SBB: Die Todesfalle Türe genau prüfen
Die SBB haben nach dem tödlichen Unfall eines Zugchefs den Abfertigungsprozess überprüft. Als weitere Sofortmassnahme unterzieht die Bahn alle Türen des Wagentyps EW IV einer speziellen Kontrolle. Erste Fehler hat man bereits entdeckt.
So viel sei vorweggenommen: Die tragische Unfallursache im Fall des Zugchefs Bruno R. (54) in Baden AG am 4. August 2019 ist noch nicht geklärt. Diese Aufgabe obliegt, wie immer in solchen Fällen, der Schweizerischen Sicherheitsuntersuchungsstelle (Sust).
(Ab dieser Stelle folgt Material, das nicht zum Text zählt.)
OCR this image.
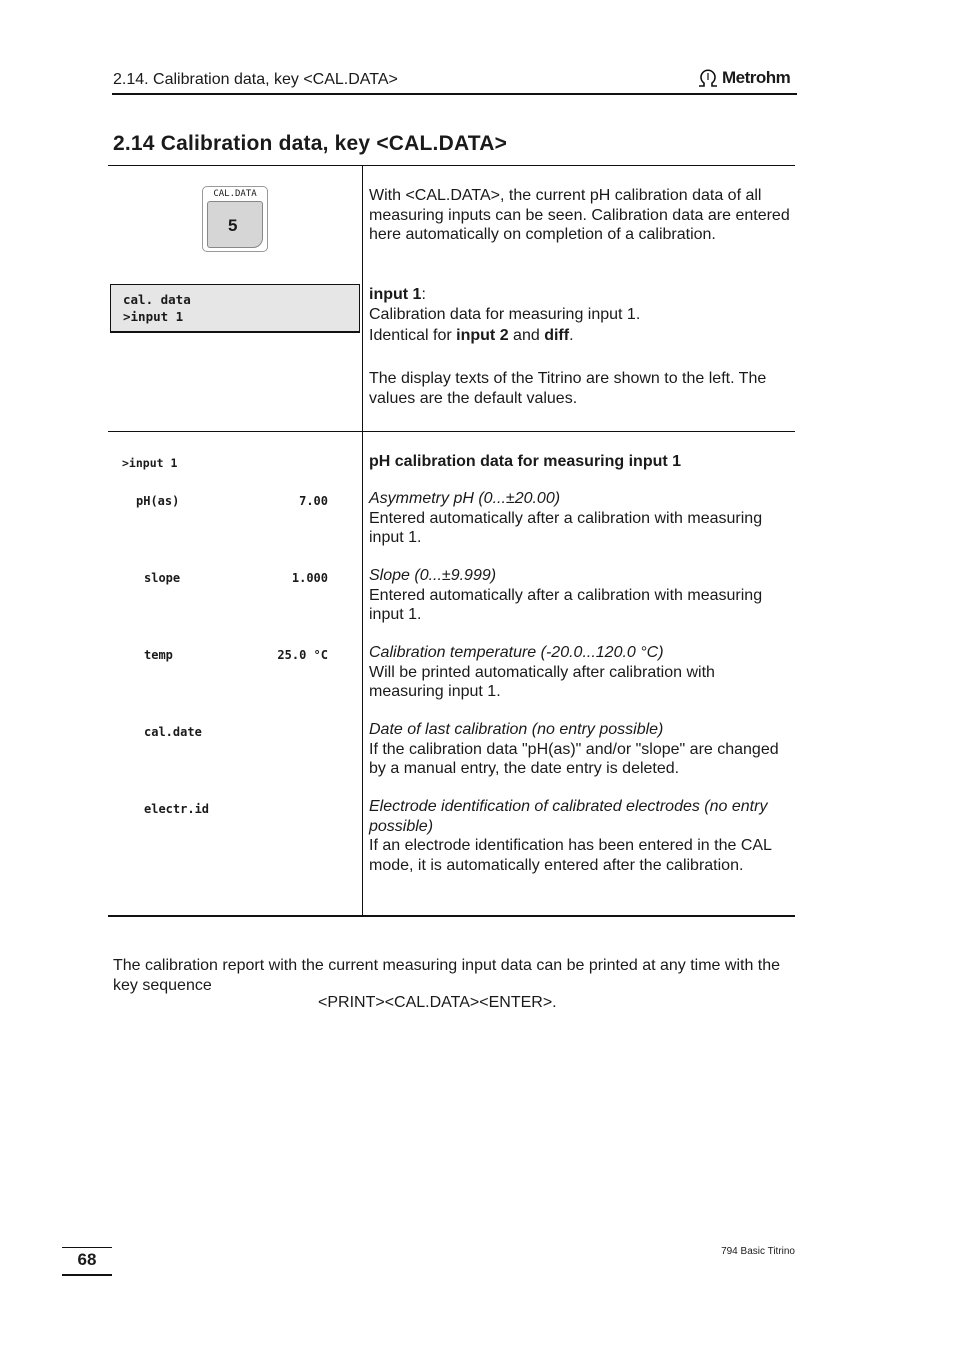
2.14. Calibration data, key <CAL.DATA>	Metrohm
2.14 Calibration data, key <CAL.DATA>
CAL.DATA
5
cal. data
>input 1
With <CAL.DATA>, the current pH calibration data of all measuring inputs can be seen. Calibration data are entered here automatically on completion of a calibration.
input 1:
Calibration data for measuring input 1.
Identical for input 2 and diff.
The display texts of the Titrino are shown to the left. The values are the default values.
>input 1	pH calibration data for measuring input 1
pH(as)	7.00	Asymmetry pH (0...±20.00)
Entered automatically after a calibration with measuring input 1.
slope	1.000	Slope (0...±9.999)
Entered automatically after a calibration with measuring input 1.
temp	25.0 °C	Calibration temperature (-20.0...120.0 °C)
Will be printed automatically after calibration with measuring input 1.
cal.date	Date of last calibration (no entry possible)
If the calibration data "pH(as)" and/or "slope" are changed by a manual entry, the date entry is deleted.
electr.id	Electrode identification of calibrated electrodes (no entry possible)
If an electrode identification has been entered in the CAL mode, it is automatically entered after the calibration.
The calibration report with the current measuring input data can be printed at any time with the key sequence
<PRINT><CAL.DATA><ENTER>.
68	794 Basic Titrino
Doch die SBB haben Sofortmassnahmen eingeleitet.
Defekter Einklemmschutz
Den bestehenden Abfertigungsprozess (vgl. Box) haben die Bundesbahnen genau unter die Lupe genommen. Erstes Fazit: Er sei für Mitarbeitende und Reisende sicher und habe sich in der Praxis bewährt.
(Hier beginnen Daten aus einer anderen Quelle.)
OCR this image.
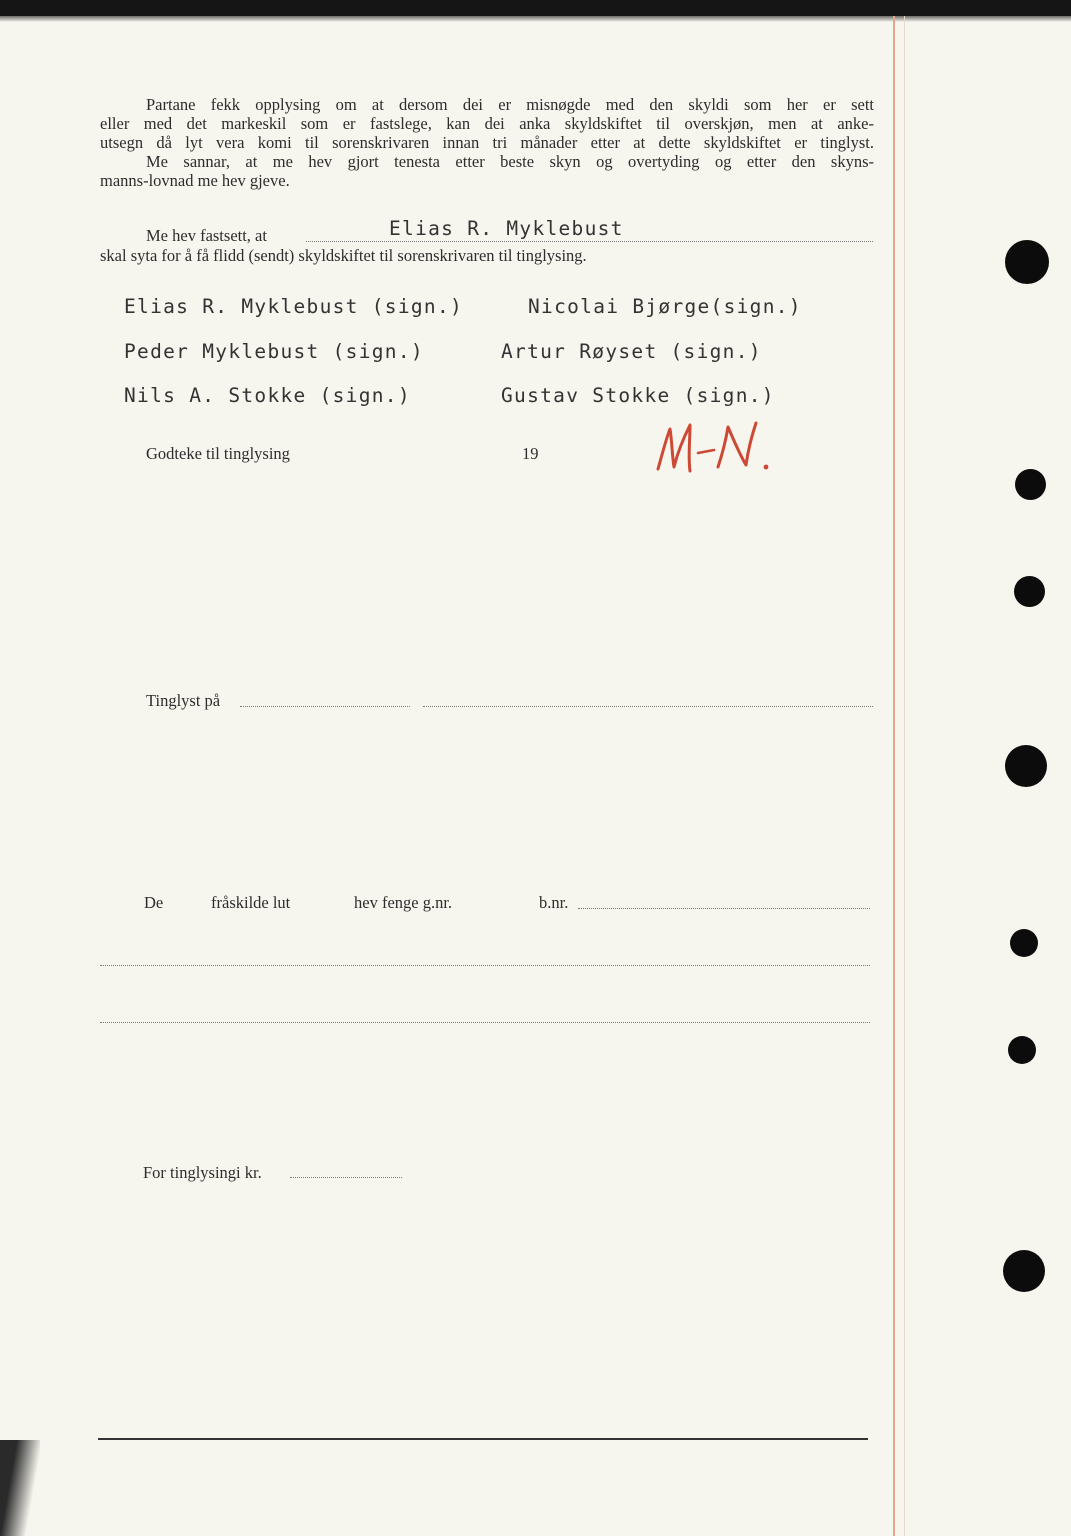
Partane fekk opplysing om at dersom dei er misnøgde med den skyldi som her er sett
eller med det markeskil som er fastslege, kan dei anka skyldskiftet til overskjøn, men at anke-
utsegn då lyt vera komi til sorenskrivaren innan tri månader etter at dette skyldskiftet er tinglyst.
Me sannar, at me hev gjort tenesta etter beste skyn og overtyding og etter den skyns-
manns-lovnad me hev gjeve.
Me hev fastsett, at	Elias R. Myklebust
skal syta for å få flidd (sendt) skyldskiftet til sorenskrivaren til tinglysing.
Elias R. Myklebust (sign.)	Nicolai Bjørge(sign.)
Peder Myklebust (sign.)	Artur Røyset (sign.)
Nils A. Stokke (sign.)	Gustav Stokke (sign.)
Godteke til tinglysing	19
Tinglyst på
De	fråskilde lut	hev fenge g.nr.	b.nr.
For tinglysingi kr.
Nicht so toll sieht es mit dem pneumatischen Einklemmschutz der Türen bei den Einheitswagens (EW) IV aus. Stand heute, ist bekannt, dass der Klemmschutz dem Zugchef zum Verhängnis wurde. Dieser blieb eingeklemmt und wurde vom Interregio mitgeschleift, mit tödlichen Folgen. Die Schliesskraft hätte automatisch deaktiviert werden sollen, was jedoch nicht geschah.
Ganz neu ist das Problem nicht. Seit 2014 zählte man 86 Reisende, die in den Zugtüren eingeklemmt blieben, wie Patrick Hadorn, Leiter Sicherheit und Qualität, an der SBB-Medienorientierung von Mitte August erklärt hat. Die Fahrgäste trugen meist «nur» leichte bis mittelschwere Verletzungen davon, zwei Personen schwere. Die Türe wurde zudem seit 2016 auch für zehn SBB-Mitarbeitende – davon sechs Zugbegleiter – zur Einklemmfalle. Die Verletzungen seien von leichterer bis mittlerer Natur gewesen, so die SBB. Sie gaben am Medienanlass zu Protokoll, dass die Einheitswagen IV alle sieben bis zehn Tage einer Routinekontrolle unterzogen werden. Mehr noch: Alle 60 Tage wird eine spezifische Wartung pro Wagen fällig: zum Beispiel, ob die Türen ohne Widerstand schliessen. Vertieft wird dabei auch der Einklemmschutz kontrolliert. Dieser werde sogar mit einem definierten Klotz von drei Zentimeter Dicke geprüft. In regelmässigen Abständen führen die SBB zudem Unterhaltsarbeiten an den Türen aus: Die Antriebe werden beispielsweise alle 240 Tage geschmiert.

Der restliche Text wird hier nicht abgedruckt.